Saturday, May 3, 2014

Can we try that again?

This has been the week of recipes not going the way I had hoped.  First, I tried a southwestern quinoa burger with the leftover quinoa from my recipe from last week.  It was pretty good, but I wasn't very precise about ingredients (it was more of a throw-things-in-a-bowl-and-hope-it-works-out recipe), and I didn't take any pictures.  Then, I made brown rice pudding.  It was undercooked and really dry.  It tasted good, but it wasn't quite what it was supposed to be. 

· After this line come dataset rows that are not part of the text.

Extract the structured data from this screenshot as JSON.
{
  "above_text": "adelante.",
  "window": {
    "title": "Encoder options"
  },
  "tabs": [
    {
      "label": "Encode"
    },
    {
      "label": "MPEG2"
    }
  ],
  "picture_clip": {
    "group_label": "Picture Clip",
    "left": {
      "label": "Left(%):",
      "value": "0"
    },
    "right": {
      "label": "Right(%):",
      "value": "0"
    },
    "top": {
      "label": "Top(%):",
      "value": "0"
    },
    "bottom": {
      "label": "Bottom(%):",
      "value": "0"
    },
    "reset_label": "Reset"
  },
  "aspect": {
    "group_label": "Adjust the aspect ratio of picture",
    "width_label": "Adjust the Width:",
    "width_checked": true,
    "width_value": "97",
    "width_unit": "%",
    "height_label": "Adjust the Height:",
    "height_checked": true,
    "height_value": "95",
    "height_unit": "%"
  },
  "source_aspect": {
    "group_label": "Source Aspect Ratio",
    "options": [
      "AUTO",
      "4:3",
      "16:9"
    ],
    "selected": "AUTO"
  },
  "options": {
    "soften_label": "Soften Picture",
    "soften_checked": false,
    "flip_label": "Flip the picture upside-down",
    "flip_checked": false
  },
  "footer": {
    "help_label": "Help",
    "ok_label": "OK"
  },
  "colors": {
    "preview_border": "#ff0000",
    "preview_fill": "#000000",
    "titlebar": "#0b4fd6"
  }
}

I really wish I had taken pictures of the steel cut oat bars I made on Sunday!  They were a hit.

I'm going for easy now.  Instead of those recipes, I am sharing my mini cheesy corn muffins.  They aren't exactly the most difficult recipe ever, or the most creative, but they are comfort food for me.  My sister and I used to make these (minus the chipotle and sometimes plus bacon) for lunch during the summer when we were kids.  What better time for comfort food than the eve of finals week?

Mini Cheesy Corn Muffins

1 package (6 muffin) corn muffin mix (such as Jiffy)
+the ingredients for making the muffin mix
          1/3 cup egg beaters
          1/3 cup light almond milk
             2 tablespoons vegetable oil
1/4 cup shredded cheese (taco blend is best)
1 teaspoon cajun seasoning
1/4 teaspoon chipotle powder

shredded cheese and cajun seasoning for topping

First, preheat the oven according to the package directions.  Spray a mini muffin tin.

Mix the wet ingredients (egg beaters, milk, oil for me) into the mix.



Add the cajun seasoning and the shredded cheese.



Fill the muffin cups.

Top with more cheese and cajun seasoning.



Bake until a toothpick comes out clean.  Mine took less than 10 minutes.



I took these to a potluck party and they were very popular.  I took all twenty four (Okay, twenty three.  I ate one.) and brought about six home. Then I ate two more.